As legal marijuana use blazes deeper into the mainstream, a crop of startups are increasingly cashing in on the exploding cannabis boom.
The walls of prohibition are crumbling and the green rush is on fire. Despite the fact that pot is still illegal under federal law, America’s budding homegrown medical marijuana industry is big business. Legal retail sales of the green stuff are estimated to reach $6.7 billion in sales this year alone.
In honor of 4/20, here’s a quick hit of four smoking hot startups burning bright in the fast-growing field of medical marijuana.
Image credit: Eaze | Facebook
High-quality, lab-tested legal weed, delivered to your door in 20 minutes or less. That’s the premise behind Eaze, a San Francisco-based startup at the forefront of the booming on-demand pot delivery industry.
Entrepreneur Keith McCarty founded the popular app-driven service in 2014, with the aim of “becoming the Uber of marijuana delivery.” Since it’s inception, the company claims to have chauffeured dispensary-sourced bud to some 100,000 card-carrying medical marijuana patients in 80-plus California cities. It’s snagged some $12.5 million in venture capital to date.
Don’t have a medical weed card? Eaze now helps those who qualify acquire one “in minutes” with its EazeMD service. The freshly-launched telemedicine side hustle pairs licensed doctors with people in the market for medical cush.
Weedmaps bills itself as a “community where medical marijuana patients find and connect with nearby dispensaries,” but it’s often characterized by others as “Yelp for pot shops.” The Irvine, Calif..-based tech startup initially went online in 2008 after its co-founder and board chairman Justin Hartfield saw a ripe market opportunity on the heels of scoring his own medical marijuana card. Back then, it was tough to find legal weed dispensaries on the Internet and he wanted early dibs at the table.
The ad-monetized free service, also available via mobile app, was one of the first companies to break the green ceiling online, giving patients a virtual place to connect with and rate doctors, dispensaries and delivery services. Weedmaps users can also privately message each other. The pioneering platform has since sprouted a buzzing media arm, delivering a steady stream of cannabis culture news and videos from its swanky new production studio.
Now headed up by co-founder and CEO Doug Francis, the company has grown to more than 200 employees working from offices in four U.S. states, Canada and Spain. Francis declined to share specific revenue estimates with us, but he did say that Weedmaps.com attracts approximately 50 million pageviews per month.
If Weedmaps is Yelp for weed enthusiasts, then MassRoots is Facebook for potheads.
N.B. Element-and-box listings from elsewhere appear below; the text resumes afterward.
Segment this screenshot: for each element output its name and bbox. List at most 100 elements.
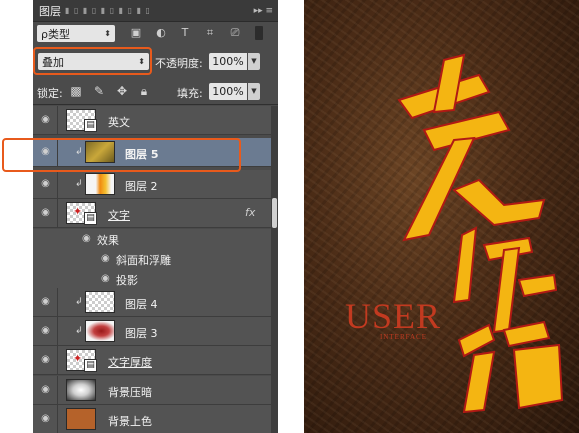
layer-thumbnail: [85, 173, 115, 195]
scrollbar-thumb[interactable]: [272, 198, 277, 228]
text-thumbnail-mark-icon: ✦: [73, 205, 83, 218]
layer-thumbnail: ▤: [66, 109, 97, 132]
lock-image-icon[interactable]: ✎: [92, 84, 106, 98]
layer-thumbnail: ✦ ▤: [66, 349, 97, 372]
visibility-eye-icon[interactable]: ◉: [39, 207, 52, 219]
layer-name[interactable]: 英文: [108, 114, 130, 130]
effects-group-row[interactable]: ◉ 效果: [33, 229, 271, 249]
layer-row[interactable]: ◉ 背景上色: [33, 405, 271, 433]
clipping-mask-icon: ↲: [75, 297, 83, 307]
layer-row-selected[interactable]: ◉ ↲ 图层 5: [33, 138, 271, 167]
chevron-updown-icon: ⬍: [104, 29, 111, 38]
panel-menu-icon[interactable]: ▸▸ ≡: [254, 6, 273, 16]
layer-row[interactable]: ◉ ▤ 英文: [33, 106, 271, 135]
layer-effects-fx-icon[interactable]: fx: [245, 206, 255, 219]
tab-layers[interactable]: 图层: [39, 3, 61, 19]
layer-row[interactable]: ◉ ↲ 图层 4: [33, 288, 271, 317]
layer-name[interactable]: 图层 3: [125, 325, 158, 341]
effects-label: 效果: [97, 234, 119, 247]
visibility-eye-icon[interactable]: ◉: [39, 413, 52, 425]
stroke-8: [492, 246, 521, 334]
chevron-updown-icon: ⬍: [138, 57, 145, 66]
lock-bar: 锁定: ▩ ✎ ✥ 🔒︎ 填充: 100% ▼: [33, 78, 278, 105]
fill-dropdown-icon[interactable]: ▼: [248, 83, 260, 100]
layer-thumbnail: [85, 291, 115, 313]
smart-object-filter-icon[interactable]: ⎚: [228, 26, 242, 40]
calligraphy-strokes: [397, 53, 564, 414]
blend-mode-dropdown[interactable]: 叠加 ⬍: [38, 53, 149, 70]
layer-thumbnail: ✦ ▤: [66, 202, 97, 225]
layer-row[interactable]: ◉ ↲ 图层 3: [33, 317, 271, 346]
layer-row[interactable]: ◉ ✦ ▤ 文字 fx: [33, 199, 271, 228]
layer-thumbnail: [85, 141, 115, 163]
shape-filter-icon[interactable]: ⌗: [203, 26, 217, 40]
other-panel-tabs[interactable]: ▮ ▯ ▮ ▯ ▮ ▯ ▮ ▯ ▮ ▯: [65, 6, 151, 15]
blend-mode-value: 叠加: [42, 55, 64, 69]
layer-row[interactable]: ◉ ✦ ▤ 文字厚度: [33, 346, 271, 375]
layer-name[interactable]: 图层 4: [125, 296, 158, 312]
lock-label: 锁定:: [37, 87, 63, 100]
layer-thumbnail: [66, 379, 96, 401]
layer-name[interactable]: 文字厚度: [108, 354, 152, 370]
layer-name[interactable]: 背景压暗: [108, 384, 152, 400]
canvas-preview[interactable]: [304, 0, 579, 433]
stroke-6: [452, 226, 478, 304]
filter-type-label: ρ类型: [41, 27, 70, 41]
effect-row[interactable]: ◉ 投影: [33, 269, 271, 289]
lock-transparency-icon[interactable]: ▩: [69, 84, 83, 98]
stroke-11: [462, 350, 496, 414]
lock-position-icon[interactable]: ✥: [115, 84, 129, 98]
stroke-9: [517, 273, 558, 298]
layer-name[interactable]: 文字: [108, 207, 130, 223]
effect-drop-shadow-label: 投影: [116, 274, 138, 287]
layer-name[interactable]: 图层 5: [125, 146, 158, 162]
blend-bar: 叠加 ⬍ 不透明度: 100% ▼: [33, 48, 278, 75]
smart-object-badge-icon: ▤: [84, 359, 97, 372]
layer-thumbnail: [66, 408, 96, 430]
visibility-eye-icon[interactable]: ◉: [39, 384, 52, 396]
stroke-12: [502, 320, 551, 348]
layer-row[interactable]: ◉ ↲ 图层 2: [33, 170, 271, 199]
layers-panel: 图层 ▮ ▯ ▮ ▯ ▮ ▯ ▮ ▯ ▮ ▯ ▸▸ ≡ ρ类型 ⬍ ▣ ◐ T …: [33, 0, 278, 433]
clipping-mask-icon: ↲: [75, 326, 83, 336]
pixel-filter-icon[interactable]: ▣: [129, 26, 143, 40]
visibility-eye-icon[interactable]: ◉: [39, 178, 52, 190]
text-thumbnail-mark-icon: ✦: [73, 352, 83, 365]
visibility-eye-icon[interactable]: ◉: [39, 325, 52, 337]
lock-all-icon[interactable]: 🔒︎: [137, 84, 151, 98]
effect-row[interactable]: ◉ 斜面和浮雕: [33, 249, 271, 269]
visibility-eye-icon[interactable]: ◉: [82, 233, 91, 244]
visibility-eye-icon[interactable]: ◉: [39, 296, 52, 308]
visibility-eye-icon[interactable]: ◉: [39, 114, 52, 126]
smart-object-badge-icon: ▤: [84, 212, 97, 225]
visibility-eye-icon[interactable]: ◉: [39, 354, 52, 366]
filter-bar: ρ类型 ⬍ ▣ ◐ T ⌗ ⎚: [33, 22, 278, 46]
opacity-dropdown-icon[interactable]: ▼: [248, 53, 260, 70]
fill-field[interactable]: 100%: [209, 83, 247, 100]
layer-name[interactable]: 背景上色: [108, 413, 152, 429]
layers-scrollbar[interactable]: [271, 106, 278, 433]
smart-object-badge-icon: ▤: [84, 119, 97, 132]
layer-thumbnail: [85, 320, 115, 342]
clipping-mask-icon: ↲: [75, 147, 83, 157]
stroke-10: [457, 323, 496, 358]
fill-label: 填充:: [177, 87, 203, 100]
visibility-eye-icon[interactable]: ◉: [39, 146, 52, 158]
layer-name[interactable]: 图层 2: [125, 178, 158, 194]
watermark-interface: INTERFACE: [380, 333, 427, 341]
filter-toggle-icon[interactable]: [255, 26, 263, 40]
panel-tab-bar: 图层 ▮ ▯ ▮ ▯ ▮ ▯ ▮ ▯ ▮ ▯ ▸▸ ≡: [33, 0, 278, 22]
visibility-eye-icon[interactable]: ◉: [101, 273, 110, 284]
effect-bevel-emboss-label: 斜面和浮雕: [116, 254, 171, 267]
filter-type-dropdown[interactable]: ρ类型 ⬍: [37, 25, 115, 42]
stroke-2: [432, 53, 466, 114]
watermark-user: USER: [345, 296, 442, 336]
stroke-5: [452, 178, 546, 227]
visibility-eye-icon[interactable]: ◉: [101, 253, 110, 264]
stroke-13: [512, 343, 564, 410]
layer-row[interactable]: ◉ 背景压暗: [33, 376, 271, 405]
opacity-field[interactable]: 100%: [209, 53, 247, 70]
type-filter-icon[interactable]: T: [178, 26, 192, 40]
calligraphy-artwork: [397, 53, 564, 414]
adjustment-filter-icon[interactable]: ◐: [154, 26, 168, 40]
Launched in 2013, the word-of-mouth-fueled stoner social network recently made headlines for a high-minded first — it applied to be the first cannabis company to be listed on the Nasdaq Capital Market.
The Denver, Colo.-based company was born out of a desire to “profit off of” the movement to legalize recreational marijuana after Washington and Colorado did just that, MassRoots co-founder and CEO Isaac Dietrich tells Entrepreneur. “At the same time, we wanted to help pro-legalization initiatives pass, and we thought the best way to do so was through a scalable technology platform that would enable us to scale in every state that passes a cannabis law, without having to open dispensaries or ever physically grow the product,” he says.
Today, Dietrich says some 775,000 registered users use the MassRoots app to follow dispensaries, swap weed-centric content and stay abreast of the latest legalization news. According to the social network’s website, it generated approximately $40,000 per month in the third quarter of 2015 through in-app advertising. Since then, it claims to have increased its monthly revenues by roughly 20 percent. Forgive the cheesy pun, but you could say MassRoots is growing a bit like a weed.
4. Bhang Chocolate
Pot-laced chocolate is perhaps the ultimate two-for-one munchie for stoners. Master chocolatier Scott Van Rixel is banking on it. In 2010, he founded Bhang Chocolate, a maker of cannabis-infused chocolate bars and cannabis oil, along with the vape pens used to vaporize it.
Headquartered out of Oakland, Calif., the sweet startup has locations in seven states, the District of Columbia and in three other countries. Also Bhang’s CEO, Van Rixel isn’t entirely optimistic about maintaining his company’s market stronghold, or even about staying open, should the federal government crack down on infused edibles.
“I think [the cannabis edibles industry] is going to get narrower, not on brands, but with regard to products — cookies, brownies, chocolates, things that are definitely food items,” he recently told Marijuana Business Magazine (MBM). “I believe that over time, regulation is going to steer [the industry] away from those products because of the likelihood of confusion for a child.”
Meanwhile, the company continues to expand due to a $39 million venture capital investment made by Mentor Capital in 2014, boosting Bhang’s valuation at that time to $65 million.
“It used to just take a serious set of brass balls to succeed in this industry, and you’ve got to have a brain now, too,” Bhang also told MBM. “You’ve got to have a formula, and you’ve got to be able to repeat that formula. You’ve got to have good business sense. The days of just having to take a risk are over.”